Sunday, 22 de December de 2024 ISSN 1519-7670 - Ano 24 - nº 1319

71 anos do Maracanaço e do frango que não existiu: como a gente enxerga na ausência das imagens?

Foto: Arquivo Nacional

Nesta sexta-feira, dia 16, completam-se 71 anos do chamado “Maracanaço”, considerado uma das maiores “tragédias” do futebol brasileiro. Seguramente, até 2014, era vista como a pior de todas, mas aí veio o 7 a 1. O Brasil, maior vencedor de Copas do Mundo, não guarda boas lembranças como anfitrião da competição, seja em 1950 ou em 2014.

Muito já foi dito e chorado a respeito daquele fatídico 16 de julho de 1950, em que o Uruguai, de virada, derrotou o Brasil por 2 a 1 em pelo Maracanã lotado [1]. O atacante Ghiggia, aos 34 minutos do segundo tempo, receberia a bola pela ponta direita e daria um chute cruzado balançando as redes de Barbosa, goleiro da seleção brasileira e do Vasco da Gama. Embora reverenciado pela torcida vascaína, o restante do Brasil o elegera como o grande vilão nacional, culpabilizando-o pelo fracasso brasileiro.

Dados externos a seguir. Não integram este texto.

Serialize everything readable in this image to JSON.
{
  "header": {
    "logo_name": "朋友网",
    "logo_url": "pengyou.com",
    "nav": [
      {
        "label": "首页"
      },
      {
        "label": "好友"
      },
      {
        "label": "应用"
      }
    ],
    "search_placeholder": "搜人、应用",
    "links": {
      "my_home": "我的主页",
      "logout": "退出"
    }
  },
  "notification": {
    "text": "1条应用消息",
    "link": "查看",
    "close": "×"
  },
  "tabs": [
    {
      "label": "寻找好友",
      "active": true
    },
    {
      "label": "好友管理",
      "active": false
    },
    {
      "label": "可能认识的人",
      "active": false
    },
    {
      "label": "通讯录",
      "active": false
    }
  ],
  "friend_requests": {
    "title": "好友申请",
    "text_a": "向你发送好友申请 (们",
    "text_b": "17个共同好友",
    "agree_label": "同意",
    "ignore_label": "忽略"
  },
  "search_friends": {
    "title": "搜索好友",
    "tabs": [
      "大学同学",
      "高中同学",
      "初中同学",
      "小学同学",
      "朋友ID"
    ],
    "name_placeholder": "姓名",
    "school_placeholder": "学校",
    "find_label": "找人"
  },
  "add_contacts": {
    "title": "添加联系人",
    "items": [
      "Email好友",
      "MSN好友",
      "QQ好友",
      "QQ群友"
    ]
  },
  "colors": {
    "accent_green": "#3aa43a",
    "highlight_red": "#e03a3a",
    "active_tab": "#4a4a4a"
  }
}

Às vésperas da partida, havia muita soberba e prepotência em comemorações antecipadas, por parte de uma nação que apostava na urbanização e industrialização e que buscava se afirmar como moderna internacionalmente. Imprensa e público davam o Brasil como o novo campeão do mundo já antes do jogo [2]. A festa estava pronta, mas tudo foi por água abaixo com o gol de Ghiggia. Essa mesma imprensa e esse mesmo público, outrora eufóricos, após a derrota ressaltavam a “falha” do goleiro que nos tirou a Copa. No popular, “o frango” de Barbosa.

Mas foi mesmo um frango? Para responder a essa pergunta temos que falar sobre as formas de registro do real através das imagens. Éramos uma sociedade bastante diferente da atual em vários aspectos, e aqui estamos tratando da questão da comunicação e radiotransmissão. As tecnologias de comunicação eram bem menos desenvolvidas do que são hoje. Tínhamos uma imprensa basicamente escrita e sonora, não de imagens. A TV era recém-chegada ao Brasil [3], exatamente naquele ano de 1950, graças à ousadia do barão brasileiro da comunicação da época, Assis Chateaubriand, que introduziu o aparelho no país quase como alguém que introduz uma espécie exótica em um outro ecossistema.

Ninguém tinha aparelhos de TV em casa naquela época. O que ficava no centro da sala era o rádio, e não a televisão, como viria a ser nas décadas seguintes. O videotaipe só se tornaria realidade alguns anos depois [4]. Portanto, em 1950, as transmissões de TV eram precárias, somente ao vivo e assistidas por praticamente nenhum brasileiro. O gol de Ghiggia não teve replay. Tira-teima? Nem sonhando! Nenhum dos lances daquela lendária partida foram reprisados em câmera lenta. E não havia nenhum comentarista para dizer que “a imagem é clara”.

Porque realmente não havia imagens claras. Não tínhamos muitas câmeras em campo. Até hoje, a imagem em movimento que temos do segundo gol uruguaio foi captada por uma só câmera posicionada atrás do gol de Barbosa [5]. Ela não mostra exatamente um frango, mas um chute certeiro de Ghiggia, que aparentemente poderia até ser defendido por Barbosa, mas não foi, o que não necessariamente significa uma falha. Barbosa explicaria, ao longo de sua vida, que raciocinou conforme o mais previsível, achando que o atacante uruguaio iria cruzar a bola na área, mas Ghiggia, mesmo com pouco ângulo, chutou para a meta. Um lance rápido, de sagacidade do jogador uruguaio, mas não um frango do goleiro brasileiro.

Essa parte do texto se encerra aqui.